Wedding planning together, with or without a wedding planner, is a challenge. I think of it as a little pre-marital joke God is making. As in, get over yourselves -- it's a ceremony and party and certainly nothing worth screaming and yelling at each other about. Once you're married, you will face much bigger and more important decisions than where to get married or which bar level to serve at your reception. And if you think dealing with your fiancé's family pre-wedding is a bear, you better step back and think about dealing with them much more frequently for the rest of your life. Because after the wedding and reception and honeymoon glitter all finally rub off, you are stuck with the person you married, and his or her various and sundry family and friends, for the rest of your married life. Let the compromising begin!

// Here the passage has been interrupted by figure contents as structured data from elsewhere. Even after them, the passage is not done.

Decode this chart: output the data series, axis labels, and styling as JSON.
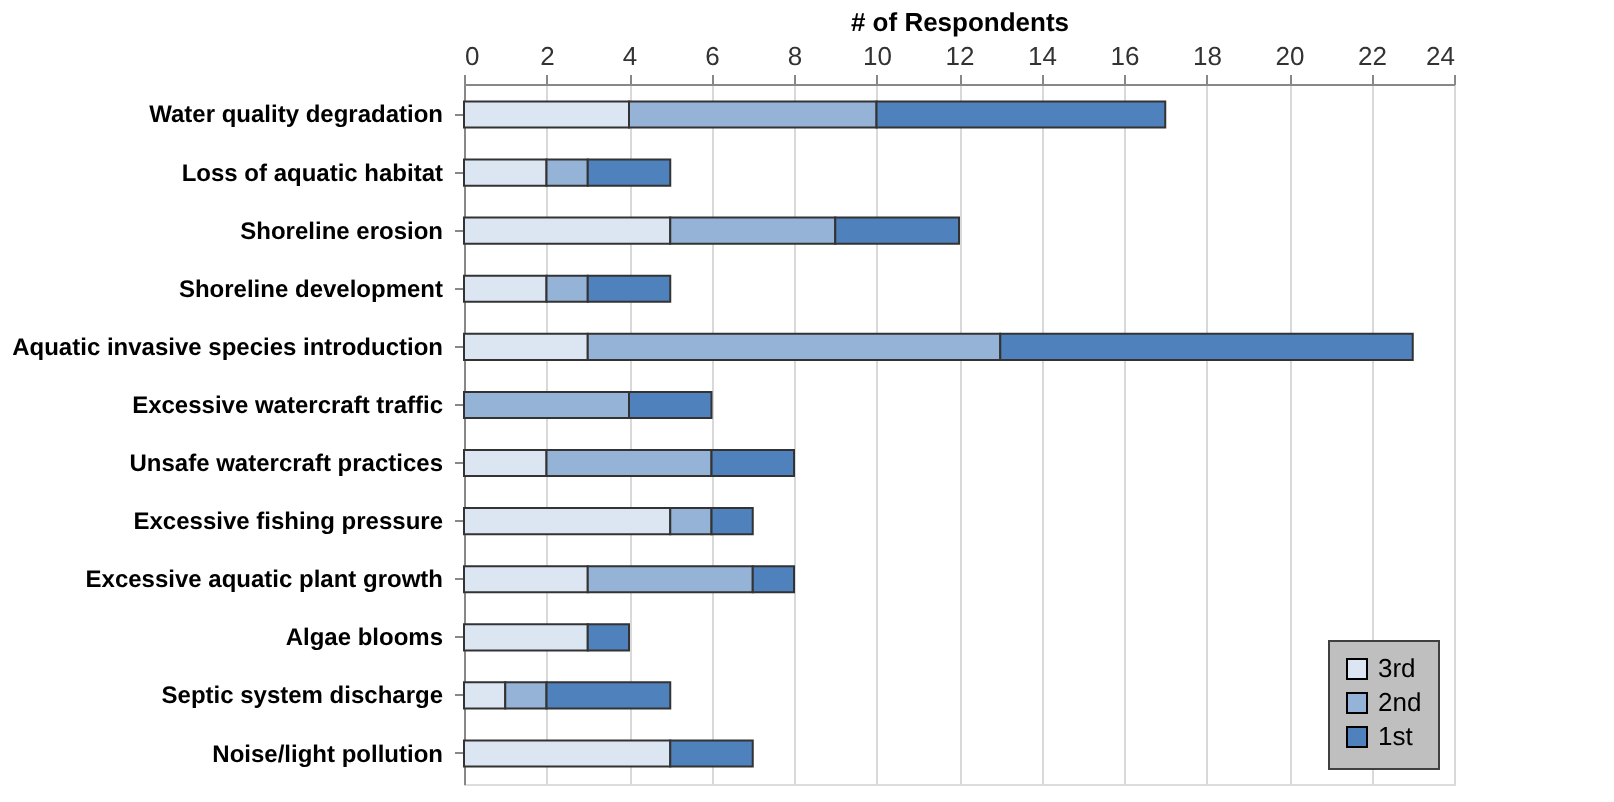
{
  "chart_data": {
    "type": "bar",
    "orientation": "horizontal",
    "stacked": true,
    "xlabel": "# of Respondents",
    "categories": [
      "Water quality degradation",
      "Loss of aquatic habitat",
      "Shoreline erosion",
      "Shoreline development",
      "Aquatic invasive species introduction",
      "Excessive watercraft traffic",
      "Unsafe watercraft practices",
      "Excessive fishing pressure",
      "Excessive aquatic plant growth",
      "Algae blooms",
      "Septic system discharge",
      "Noise/light pollution"
    ],
    "series": [
      {
        "name": "3rd",
        "color": "#dce6f2",
        "values": [
          4,
          2,
          5,
          2,
          3,
          0,
          2,
          5,
          3,
          3,
          1,
          5
        ]
      },
      {
        "name": "2nd",
        "color": "#95b3d7",
        "values": [
          6,
          1,
          4,
          1,
          10,
          4,
          4,
          1,
          4,
          0,
          1,
          0
        ]
      },
      {
        "name": "1st",
        "color": "#4f81bd",
        "values": [
          7,
          2,
          3,
          2,
          10,
          2,
          2,
          1,
          1,
          1,
          3,
          2
        ]
      }
    ],
    "xlim": [
      0,
      24
    ],
    "xticks": [
      0,
      2,
      4,
      6,
      8,
      10,
      12,
      14,
      16,
      18,
      20,
      22,
      24
    ],
    "grid": "x",
    "legend": "bottom right"
  }
}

Of course, you'll be in total agreement from the beginning on many aspects of your wedding planning, but there are a number of decisions that have to be made that could become sticking points. Most of them you should try to have fun with -- going out and tasting cake together and arguing over what flavor the third tier should be after you've both chosen one for your favorite flavor, for example, is a fun compromise that can be achieved any number of ways. The bride not wanting to do any special dances beyond the first dance because her father will not be at the wedding at the same time the mother of the groom is insisting on a mother/son dance isn't fun and can't be an easy compromise (by the way, no question on that one -- MoG can do without her special moment so that the bride doesn't feel uncomfortable).

It's the moments like those that will determine how well your married life will go, assuming you make it through to the big day. Sometimes a bride or groom has to stand up to their parents or close friends during the course of wedding planning, to support their fiancé's preferences on some matter, or to protect their dignity in another (see example in prior paragraph). If your future spouse can't stand up to his or her family for you before you're married, they aren't going to change after you exchange rings.

More than one spouse has given up his or her job to move to a new city to support their other half's career move. Parents give up entire lives to move to better school districts for their children. Life will throw you curve balls, and you and your spouse will have to take them, find solutions and, frequently, compromise on how to handle things. All of those real-life issues are far bigger and badder than anything you'll encounter planning what, if you really want to break it down, amounts to the most expensive one-day party ever thrown in your honor. I may be a wedding planner, but I'm also a realist.

Don't misunderstand me -- I'm not saying marriage isn't important. Or that the ceremony isn't a big deal. After all, that's what the whole day is supposed to be about, right? But I don't usually deal with couples who are fighting over religion or vows or important things. My clients who have disagreements prefer to have battles royale over matters mostly related to the reception, the wedding party and their families. You know, the stuff that isn't supposed to be as important as the actual wedding ceremony.

Which brings me back to my initial statement: marriage is all about the art of compromise. First, you get through the wedding planning, and then you tackle the other things one at a time. Trust me, you get better at it as you go along. The longer you are together, the easier it is. In a good marriage, both partners share EVERYTHING with each other, so when there are differences of opinion, you both understand where the other one is coming from even if you don't agree. What's important is that there is balance in the relationship - that one partner isn't always the one to give something up to make the compromise. It's about meeting halfway, or taking turns winning so nobody feels like the subservient one in the relationship.